Buraya gelmeden önce babama sarılıp ağlamamak için kendimizi sıktığımız o günden sonra boğazımdaki yumru gitmemişti.

Annem saçlarıma öpücüklerini bırakırken ve beni götürmeye hazırken göğsümün üstünde hissettiğim baskı hep benimle kalmıştı. Kendimden vazgeçtiğim anlarda bile onlar benden vazgeçmemişlerdi.

Oysa ne hayallerim vardı benim. Mezuniyet baloma bile gidememiştim. Gastronomi bölümünün hakkını vererek mutfakta sanat eseri oluşturup herkesin damağında ömürleri boyu benim elimden çıkan tatlar kalsın istemiştim.

Aşık olacaktım, tutkulu bir aşk yaşayıp evlenecektik. Ama şimdi önüme baktığımda hayallerimin bile hayal olduğunu görüp gözlerimdeki yaşları durdurmaya çalışıyorum.

Hayalperest kızın hayalleri bile yok olmuştu artık. Gerçekler çalmıştı onu benden ya da şu aptal hastalık...

Servis durduğunda kendimi direkt dışarı atıp içime derince nefes çektim. Temiz hava ciğerlerime dolmamıştı ama rahatlamıştım. Valizimi sürükleyerek otogardaki tuvalete girdim. Aynadan kendime bakarken şu andan itibaren yeni hayatımın başladığına söz verdim kendime.

Siyah bir jean ve sarı ince tişörtüm ile gayet sıradandım. Sıradanlığın kitabını yazacak kadar sıradandım.

Elimi yüzümü yıkadıktan sonra valizimi de sürükleyerek beni bekleyen otobüsüme doğru ilerledim. Bagaja eğilmiş muavin valizlerle o kadar meşguldü ki...

"Benimle de ilgilenir misiniz artık rica etsem?"

Belden yukarısı gözükmeyen muavin bir an duraksayıp yavaşça doğrulduğunda, gözlerimin içine bakıp içten bir şekilde gülümsediğinde dünya benim için durmuştu.

Bir karanlığın içinde kalmıştım ve tek ışık şu an oydu. Kalbim delice çarparken nefesimin kesildiğini hissediyordum.

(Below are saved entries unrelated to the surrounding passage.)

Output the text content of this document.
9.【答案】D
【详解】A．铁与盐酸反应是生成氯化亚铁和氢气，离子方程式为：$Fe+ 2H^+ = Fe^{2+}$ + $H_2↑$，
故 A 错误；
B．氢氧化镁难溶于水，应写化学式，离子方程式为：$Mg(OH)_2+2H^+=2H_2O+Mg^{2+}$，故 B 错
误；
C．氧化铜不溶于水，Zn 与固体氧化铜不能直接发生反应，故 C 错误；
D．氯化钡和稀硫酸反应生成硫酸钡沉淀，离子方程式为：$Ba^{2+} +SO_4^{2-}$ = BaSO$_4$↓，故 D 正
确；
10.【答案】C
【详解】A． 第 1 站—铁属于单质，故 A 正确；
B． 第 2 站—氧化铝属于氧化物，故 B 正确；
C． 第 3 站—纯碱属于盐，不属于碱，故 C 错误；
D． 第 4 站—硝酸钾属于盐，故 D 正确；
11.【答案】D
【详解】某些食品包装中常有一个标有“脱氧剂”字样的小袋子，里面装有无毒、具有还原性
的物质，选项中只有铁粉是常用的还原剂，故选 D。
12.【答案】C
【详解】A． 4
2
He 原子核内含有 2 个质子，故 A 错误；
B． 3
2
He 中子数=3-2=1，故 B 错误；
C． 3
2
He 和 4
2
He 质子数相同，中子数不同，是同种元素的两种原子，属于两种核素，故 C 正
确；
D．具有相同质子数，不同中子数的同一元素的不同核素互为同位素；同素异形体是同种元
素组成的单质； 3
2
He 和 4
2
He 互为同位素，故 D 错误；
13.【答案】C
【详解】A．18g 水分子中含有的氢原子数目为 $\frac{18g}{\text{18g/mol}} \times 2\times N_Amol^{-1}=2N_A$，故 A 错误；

Kulaklarımda ve beynimde okuduğum bir kitabın altını çizdiğim sözleri uğulduyordu.

"Aşık olduğunuzu anlamamak gibi bir durum yok. O kişi karşınıza çıktığında gözlerine baktığınız ilk saniyede onun sizin katiliniz olduğunu anlayacaksınız. Sakin olun ve katilinize merhaba diyin."